Primeiro, considero que uma vez que se faz a inclusão e a capacitação do profissional negro, é necessário que se dá condições para que ele cresça na empresa que o contratou. Caso contrário, aquele espaço não será atrativo a ele, que irá buscar outros campos nos quais possa desenvolver suas potencialidades e aplicar conhecimentos adquiridos, com a devida retribuição que se dá pelo crescimento na carreira.
O segundo aspecto relevante e que exige o empenho em reter é aquele ligado a geração de riquezas. A inclusão gera riqueza e o fomento de novas ideias para o crescimento da instituição. Não há dúvidas, e os estudos demonstram isso, que profissionais com diferentes percepções sobre o mundo agregam mais valor às instituições de que participam, as quais não abrirão mão daquilo que eles representam e das funções que desempenham nos espaços por eles ocupados.
Por conseguinte, tão importante quanto admitir profissionais negros, é necessário que eles permaneçam, pelos valores que agregam às instituições.

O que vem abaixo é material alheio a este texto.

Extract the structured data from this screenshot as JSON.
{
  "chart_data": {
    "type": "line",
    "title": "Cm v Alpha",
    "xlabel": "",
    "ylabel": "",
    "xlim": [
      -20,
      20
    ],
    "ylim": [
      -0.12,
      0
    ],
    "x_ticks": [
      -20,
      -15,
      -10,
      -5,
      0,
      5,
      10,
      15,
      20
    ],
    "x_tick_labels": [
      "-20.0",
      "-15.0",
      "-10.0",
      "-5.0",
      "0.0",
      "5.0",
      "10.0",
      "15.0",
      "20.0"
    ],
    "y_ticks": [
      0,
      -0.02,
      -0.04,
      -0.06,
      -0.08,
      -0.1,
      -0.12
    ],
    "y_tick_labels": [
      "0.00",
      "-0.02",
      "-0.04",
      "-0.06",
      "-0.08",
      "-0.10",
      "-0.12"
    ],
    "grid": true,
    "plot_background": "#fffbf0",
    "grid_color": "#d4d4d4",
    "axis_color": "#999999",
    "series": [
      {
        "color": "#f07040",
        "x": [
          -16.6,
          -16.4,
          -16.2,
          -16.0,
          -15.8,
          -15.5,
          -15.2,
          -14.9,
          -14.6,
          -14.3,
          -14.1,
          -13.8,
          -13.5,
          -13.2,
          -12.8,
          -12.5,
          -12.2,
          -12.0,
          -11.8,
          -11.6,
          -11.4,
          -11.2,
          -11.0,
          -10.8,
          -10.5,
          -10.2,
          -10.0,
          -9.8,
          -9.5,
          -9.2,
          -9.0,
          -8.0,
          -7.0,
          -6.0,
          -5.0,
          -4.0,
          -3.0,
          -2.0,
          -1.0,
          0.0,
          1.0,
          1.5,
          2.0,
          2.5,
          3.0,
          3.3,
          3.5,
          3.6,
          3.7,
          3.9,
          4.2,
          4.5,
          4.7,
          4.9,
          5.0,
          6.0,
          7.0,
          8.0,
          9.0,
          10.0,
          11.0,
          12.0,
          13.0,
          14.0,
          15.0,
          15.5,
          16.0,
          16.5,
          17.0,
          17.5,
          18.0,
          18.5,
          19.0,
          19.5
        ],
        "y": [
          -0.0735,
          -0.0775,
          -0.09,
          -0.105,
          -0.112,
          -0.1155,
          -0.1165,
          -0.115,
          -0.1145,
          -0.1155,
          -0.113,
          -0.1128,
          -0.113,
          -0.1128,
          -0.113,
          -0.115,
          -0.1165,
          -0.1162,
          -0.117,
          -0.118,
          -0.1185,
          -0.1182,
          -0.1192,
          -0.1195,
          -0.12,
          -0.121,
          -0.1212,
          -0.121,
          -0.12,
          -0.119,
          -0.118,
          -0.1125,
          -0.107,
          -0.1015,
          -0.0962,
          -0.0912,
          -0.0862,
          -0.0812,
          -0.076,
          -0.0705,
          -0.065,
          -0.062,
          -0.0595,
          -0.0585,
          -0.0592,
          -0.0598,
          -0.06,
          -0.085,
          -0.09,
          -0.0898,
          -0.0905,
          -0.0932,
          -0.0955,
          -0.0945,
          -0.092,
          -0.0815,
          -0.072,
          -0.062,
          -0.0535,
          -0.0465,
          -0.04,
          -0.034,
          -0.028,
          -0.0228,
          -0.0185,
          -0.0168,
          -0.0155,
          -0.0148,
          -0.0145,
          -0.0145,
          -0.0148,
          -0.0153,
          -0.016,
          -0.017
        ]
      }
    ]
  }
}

Compreendo que assim podemos realizar inclusão racial de forma genuína: admitindo, acolhendo, capacitando e retendo profissionais. Nisso deve consistir nosso empenho, para realizar equidade (adaptação de oportunidades no intuito de deixá-las justas) a fim de que as futuras gerações não encontrem tantas barreiras para adentrar no mercado de trabalho e cada vez mais aumente a ocupação de cargos de liderança pela população negra, com iguais oportunidades para todos.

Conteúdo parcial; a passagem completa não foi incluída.